Natural daylight streaming in from the windows of your workplace has shown to significantly improve the health of employees. The benefits may sway employers to implement simple design solutions to increase their workforce output and overall well-being. Researchers from researchers at Northwestern Medicine and the University of Illinois at Urbana-Champaign published their illuminating study in the Journal of Clinical Sleep Medicine.

"There is increasing evidence that exposure to light, during the day, particularly in the morning, is beneficial to your health via its effects on mood, alertness, and metabolism," Dr. Phyllis Zee, the study’s lead author and a neurologist and sleep specialist at Northwestern Medicine, said in a press release. "Workers are a group at risk because they are typically indoors often without access to natural or even artificial bright light for the entire day. The study results confirm that light during the natural daylight hours has powerful effects on health."

People need to be exposed to natural light, and researchers wanted to understand what happens to those of us who spend 40 hours a day without any natural light, except if we slip out for a coffee or lunch break. Researchers measured the health-related quality of life, sleep quality, physical activity in relation to the light exposure of 49 employees who work during the day, 27 of whom were in windowless workplaces, while 22 had exposure to windows and natural light. Employees who received 173 percent more light exposure slept an average 46 minutes more with a higher quality of sleep than those who weren’t exposed.

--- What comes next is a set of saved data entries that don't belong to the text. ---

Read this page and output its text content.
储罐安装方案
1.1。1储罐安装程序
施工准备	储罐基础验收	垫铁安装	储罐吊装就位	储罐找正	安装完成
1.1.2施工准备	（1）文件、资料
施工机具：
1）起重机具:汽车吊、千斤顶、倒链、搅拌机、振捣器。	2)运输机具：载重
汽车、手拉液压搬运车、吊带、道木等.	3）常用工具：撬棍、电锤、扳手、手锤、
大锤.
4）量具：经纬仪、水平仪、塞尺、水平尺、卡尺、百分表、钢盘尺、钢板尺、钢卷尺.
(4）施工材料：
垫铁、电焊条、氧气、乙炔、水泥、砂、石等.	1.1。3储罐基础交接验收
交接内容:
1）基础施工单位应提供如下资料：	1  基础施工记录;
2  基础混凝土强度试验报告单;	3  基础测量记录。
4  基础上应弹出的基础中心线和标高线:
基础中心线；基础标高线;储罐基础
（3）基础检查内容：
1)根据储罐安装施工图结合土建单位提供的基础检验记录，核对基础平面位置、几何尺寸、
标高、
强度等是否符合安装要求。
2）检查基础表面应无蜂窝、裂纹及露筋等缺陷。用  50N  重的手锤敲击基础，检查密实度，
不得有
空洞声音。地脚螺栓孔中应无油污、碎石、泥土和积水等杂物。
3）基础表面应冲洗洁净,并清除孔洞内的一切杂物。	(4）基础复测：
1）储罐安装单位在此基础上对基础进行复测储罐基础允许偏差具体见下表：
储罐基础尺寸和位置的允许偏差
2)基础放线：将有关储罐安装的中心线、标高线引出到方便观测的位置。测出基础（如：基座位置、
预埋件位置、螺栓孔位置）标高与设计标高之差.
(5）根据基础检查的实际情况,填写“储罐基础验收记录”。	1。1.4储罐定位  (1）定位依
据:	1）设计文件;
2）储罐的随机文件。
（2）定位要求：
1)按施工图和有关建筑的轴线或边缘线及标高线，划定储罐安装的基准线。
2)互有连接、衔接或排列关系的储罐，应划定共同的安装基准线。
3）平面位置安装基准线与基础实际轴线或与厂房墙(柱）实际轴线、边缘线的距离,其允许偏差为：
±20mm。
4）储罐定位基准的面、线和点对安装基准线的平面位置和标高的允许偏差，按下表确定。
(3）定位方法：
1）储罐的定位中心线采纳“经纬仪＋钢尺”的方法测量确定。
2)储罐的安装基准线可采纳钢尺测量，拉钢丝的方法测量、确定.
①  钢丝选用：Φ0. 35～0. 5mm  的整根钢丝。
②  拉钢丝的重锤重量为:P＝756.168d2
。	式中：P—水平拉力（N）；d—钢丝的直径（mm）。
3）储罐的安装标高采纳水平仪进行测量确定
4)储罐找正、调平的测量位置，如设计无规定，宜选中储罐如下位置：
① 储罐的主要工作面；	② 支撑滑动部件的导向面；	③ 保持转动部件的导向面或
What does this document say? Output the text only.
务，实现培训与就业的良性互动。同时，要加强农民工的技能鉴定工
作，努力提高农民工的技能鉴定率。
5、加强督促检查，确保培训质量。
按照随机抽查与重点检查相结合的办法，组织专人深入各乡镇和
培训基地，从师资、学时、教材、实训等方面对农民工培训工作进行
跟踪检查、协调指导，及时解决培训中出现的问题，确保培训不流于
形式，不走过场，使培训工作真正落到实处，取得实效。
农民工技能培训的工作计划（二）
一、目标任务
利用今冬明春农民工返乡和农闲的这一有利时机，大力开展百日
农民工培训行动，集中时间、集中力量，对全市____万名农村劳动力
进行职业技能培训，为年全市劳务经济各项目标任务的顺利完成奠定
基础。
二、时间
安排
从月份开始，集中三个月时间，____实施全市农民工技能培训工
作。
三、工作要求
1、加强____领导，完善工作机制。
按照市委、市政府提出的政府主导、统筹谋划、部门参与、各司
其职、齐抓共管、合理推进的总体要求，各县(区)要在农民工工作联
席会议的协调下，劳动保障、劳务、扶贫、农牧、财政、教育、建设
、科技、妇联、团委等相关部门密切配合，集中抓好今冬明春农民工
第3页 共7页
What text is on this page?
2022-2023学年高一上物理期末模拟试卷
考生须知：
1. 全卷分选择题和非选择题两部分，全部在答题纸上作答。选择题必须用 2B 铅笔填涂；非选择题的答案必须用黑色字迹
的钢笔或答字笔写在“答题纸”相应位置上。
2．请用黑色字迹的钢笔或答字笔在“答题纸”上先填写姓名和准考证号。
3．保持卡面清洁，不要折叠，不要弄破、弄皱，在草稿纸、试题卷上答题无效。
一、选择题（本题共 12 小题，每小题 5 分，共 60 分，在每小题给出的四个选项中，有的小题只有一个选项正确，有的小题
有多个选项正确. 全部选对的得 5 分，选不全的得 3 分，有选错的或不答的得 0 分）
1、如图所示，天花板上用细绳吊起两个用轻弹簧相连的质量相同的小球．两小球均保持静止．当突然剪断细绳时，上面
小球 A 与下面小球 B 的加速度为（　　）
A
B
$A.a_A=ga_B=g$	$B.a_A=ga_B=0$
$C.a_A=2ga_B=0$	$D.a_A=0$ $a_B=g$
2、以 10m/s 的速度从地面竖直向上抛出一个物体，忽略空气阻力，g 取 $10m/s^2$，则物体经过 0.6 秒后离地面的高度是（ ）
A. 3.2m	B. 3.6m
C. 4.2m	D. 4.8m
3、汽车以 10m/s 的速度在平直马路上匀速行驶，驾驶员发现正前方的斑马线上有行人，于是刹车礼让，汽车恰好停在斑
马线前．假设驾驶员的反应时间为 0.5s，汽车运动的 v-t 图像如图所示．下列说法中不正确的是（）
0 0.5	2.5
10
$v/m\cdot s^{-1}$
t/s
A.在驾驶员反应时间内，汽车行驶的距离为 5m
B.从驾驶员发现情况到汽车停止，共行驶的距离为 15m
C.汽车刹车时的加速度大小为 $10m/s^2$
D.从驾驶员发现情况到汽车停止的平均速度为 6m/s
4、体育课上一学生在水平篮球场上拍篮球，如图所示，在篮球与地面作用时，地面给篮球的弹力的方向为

"Light is the most important synchronizing agent for the brain and body," said Ivy Cheung, the study’s co-author and Ph.D. candidate in neuroscience in Zee's lab at Northwestern. "Proper synchronization of your internal biological rhythms with the earth's daily rotation has been shown to be essential for health.”

Each employee was given an actigraphy, which is a wristwatch-like device that monitors the amount of light exposure, activity, and sleep the user undergoes throughout the day and records the results. By just letting some natural light into the office with simple design changes, the employees with be healthier, happier, and ultimately work better.

"Architects need to be aware of the importance of natural light not only in terms of their potential energy savings but also in terms of affecting occupants' health," said the study's co-uthor Mohamed Boubekri, an associate professor of architecture at the University of Illinois at Urbana-Champaign. "Daylight from side windows almost vanishes after 20 to 25 feet from the windows.”

Source: Zee PC, Wang CH, Reid KJ, Cheung IN, and Boubekri M. Impact of Windows and Daylight Exposure on Overall Health and Sleep Quality of Office Workers: A Case-Control Pilot Study. Journal of Clinical Sleep Medicine. 2014.